My wife, Laura, first realized I would have a problem when she saw my excitement ahead of Apple‘s . For years, she’s told me I’m being rude when I look at my phone. Now we talk about whether my behavior is affecting our toddler, Theodore.
“I’m worried that in the future, he’s going to feel like we weren’t active parents,” she says. “It’s just very frustrating.”
I’m not alone in my screen addiction. The average US consumer now spends about five hours a day on a mobile device, according to data analytics firm Flurry. That number skews even higher for young adults. Nearly 40 percent of those aged 18 to 29 are online “almost constantly,” the Pew Research Center found, and nine times out of 10 they’re using a mobile device.
Our brains make us do it.
That’s because all those mobile alerts, notifications and online search results give us a sense of reward and surprise whenever we see them cross that little screen. This feeling triggers the brain to produce dopamine, the chemical that causes us to seek out food, sex and drugs — and leads to addictive behavior. Dopamine is at its most stimulating when the rewards come on an unpredictable schedule, just like phone alerts. All of which means there are plenty of new parents spending too much time staring at their phones. Parents like me.
That raises a question: How does our device addiction affect the adorable little sponges we’re rearing? Theodore already picks up random objects, holds them to his ear and says, “Hello!”
I set out to learn the answer.
Anecdotal evidence suggests your kids really do resent your smartphone obsession.

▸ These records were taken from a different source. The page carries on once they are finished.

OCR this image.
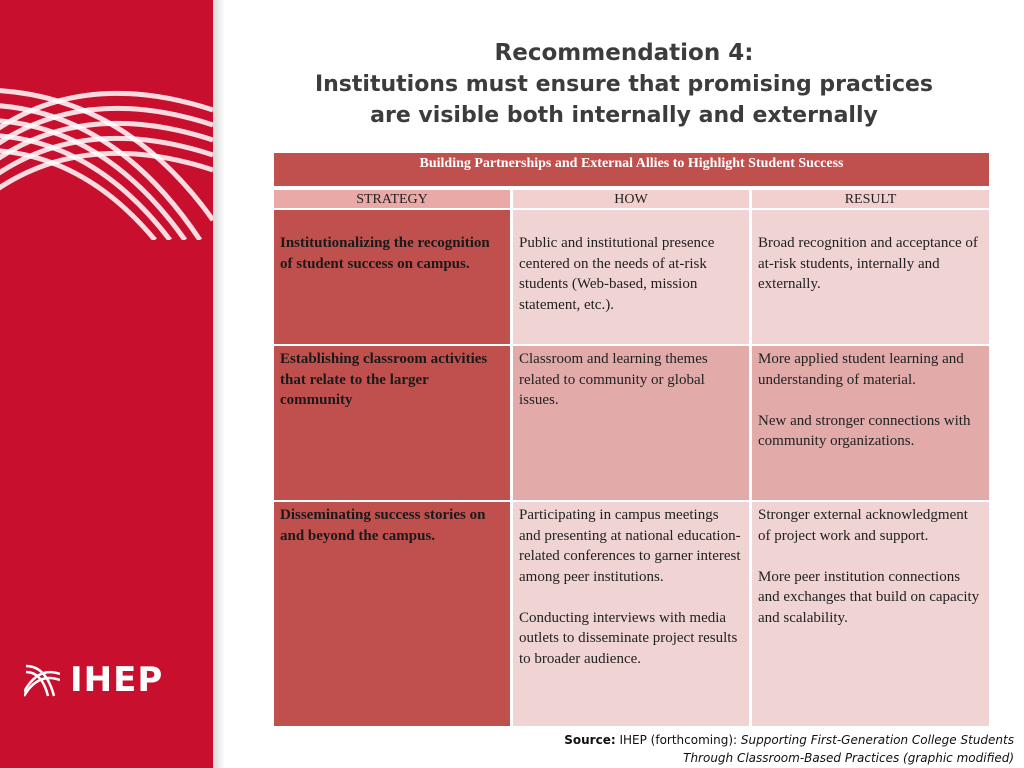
IHEP
Recommendation 4:
Institutions must ensure that promising practices
are visible both internally and externally
Building Partnerships and External Allies to Highlight Student Success
STRATEGY	HOW	RESULT

Institutionalizing the recognition of student success on campus.

Public and institutional presence centered on the needs of at-risk students (Web-based, mission statement, etc.).

Broad recognition and acceptance of at-risk students, internally and externally.

Establishing classroom activities that relate to the larger community

Classroom and learning themes related to community or global issues.

More applied student learning and understanding of material.

New and stronger connections with community organizations.

Disseminating success stories on and beyond the campus.

Participating in campus meetings and presenting at national education-related conferences to garner interest among peer institutions.

Conducting interviews with media outlets to disseminate project results to broader audience.

Stronger external acknowledgment of project work and support.

More peer institution connections and exchanges that build on capacity and scalability.

Source: IHEP (forthcoming): Supporting First-Generation College Students
Through Classroom-Based Practices (graphic modified)
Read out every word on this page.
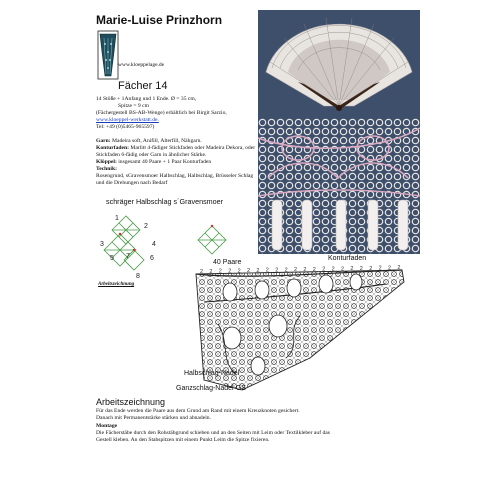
Marie-Luise Prinzhorn
www.kloeppelage.de
Fächer 14
14 Stöße + 1Anfang und 1 Ende. Ø = 35 cm,
Spitze = 9 cm
(Fächergestell BS-AB-Wenge) erhältlich bei Birgit Sarzio,
www.kloeppel-werkstatt.de.
Tel: +49 (0)5465-965597)
Garn: Madeira soft, Anifill, Alterfill, Nähgarn.
Konturfaden: Marlitt 4-fädiger Stickfaden oder Madeira Dekora, oder Stickfaden 6-fädig oder Garn in ähnlicher Stärke.
Klöppel: insgesamt 40 Paare + 1 Paar Konturfaden
Technik:
Rosengrund, sGravensmoer Halbschlag, Halbschlag, Brüsseler Schlag und die Drehungen nach Bedarf
schräger Halbschlag s´Gravensmoer
1
2
3	4
5	6
7
8
Arbeitszeichnung
40 Paare
Konturfaden
2 2 2 2 2 2 2 2 2 2 2 2 2 2 2 2 2 2 2 2 2 2
Halbschlag-Nadel
Ganzschlag-Nadel-GS
Arbeitszeichnung
Für das Ende werden die Paare aus dem Grund am Rand mit einem Kreuzknoten gesichert.
Danach mit Permanentstärke stärken und abnadeln.
Montage
Die Fächerstäbe durch den Rohstäbgrund schieben und an den Seiten mit Leim oder Textilkleber auf das Gestell kleben. An den Stabspitzen mit einem Punkt Leim die Spitze fixieren.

Earlier this year, second-graders at a Louisiana elementary school were assigned to write a homework essay on an invention they wish had never been created. Four out of 21 students chose the smartphone, according to Jen Beason, the teacher who posted the now-private responses on her Facebook page.
“I don’t like the phone because my [parents] are on their phone every day,” one second-grader wrote. “A phone is sometimes a really bad [habit]. I hate my mom’s phone and I wish she never had one.”
The post was shared more than 261,000 times, according to USA Today.
There’s also a growing body of research showing that parents’ phone distractions can make kids feel unimportant, sad, mad, angry and lonely. In one study, babies became uncomfortable and fussy when they saw their parents shift from a happy face to a resting face (our usual expressions when reading a smartphone.)
Parents’ technoference, as it’s called, can also cause our kids to misbehave.
One study observing parents and caregivers on their phones in a fast-food restaurant found children were more prone to act out in a bid for attention. Another published by the journal Child Development examined reports from 170 two-parent families of 3-year-old kids.
That study looked at whether parents’ phone usage — things like checking texts during dinner, playtime or other activities — interrupted time engaged with their children. The researchers asked them to report how often their kids whined, sulked or became irritable, easily frustrated or hyperactive over a two-month period. The study concluded that even “normal” levels of technoference correlated with children’s behavior.
“We deserve some downtime, an escape, something more intellectually stimulating at times,” Brandon McDaniel, co-author of the study, wrote in a blog for Institute for Family Studies. Yet it’s important to know that being distracted by our phones “could potentially influence every aspect of parenting quality, leading you to be less in sync with your child’s cues, to misinterpret your child’s needs, to respond more harshly than usual and to respond much too long after the need arose.
Some parents have already begun to draw a hard line around their phone use.
“It’s almost better to sit and stare into space instead of staring at your phone,” says Graham Charles, a stay-at-home dad who blogs about his experiences at Doodaddy.net. “If you’re staring at your phone, you’re sucked in.”
That’s all well and good, but is it realistic?
“You can’t always say your child will come before your phone,” says Judith Myers-Walls, a professor emerita at Purdue University in human development and family studies. The question, she says, is “How can I model for my child a positive way to use this?”
The answer I heard time and again from child development experts is balance and moderation.
If it looks like Theodore is playing on his own, then it’s OK for me to grab my phone or take a breather. But I have to be smart about it. I can play on my phone and still take regular breaks to check in with him, tell him the train track he’s built looks cool, hug him and then go back to what I was doing.
“We can expect kids at a certain point to be able to entertain themselves,” says Dr. Harvey Karp, founder of Happiest Baby, a startup named after his chart-topping book, The Happiest Baby on the Block.
If Theodore’s seeking my attention, that’s another matter. Ignoring him for too long can make him feel less important than the weird rectangular thing in my hand. On the plus side, making him wait a little bit can teach him the value of patience. Karp suggests setting a minute timer so Theodore knows when I’m done. But I have to stick to it, too.
And if I have to use my phone in front of Theodore while he wants my attention, a good strategy might be to tell him what I’m doing, like answering an email or looking up the answer to a question I’ve been wondering about.
If these guidelines seem squishy, it’s because they are. A lot of the research focuses on extremes.
“Parents have to cut themselves some slack,” says Karp. “They deserve downtime.”
I still worry, of course. That nagging feeling probably won’t ever go away.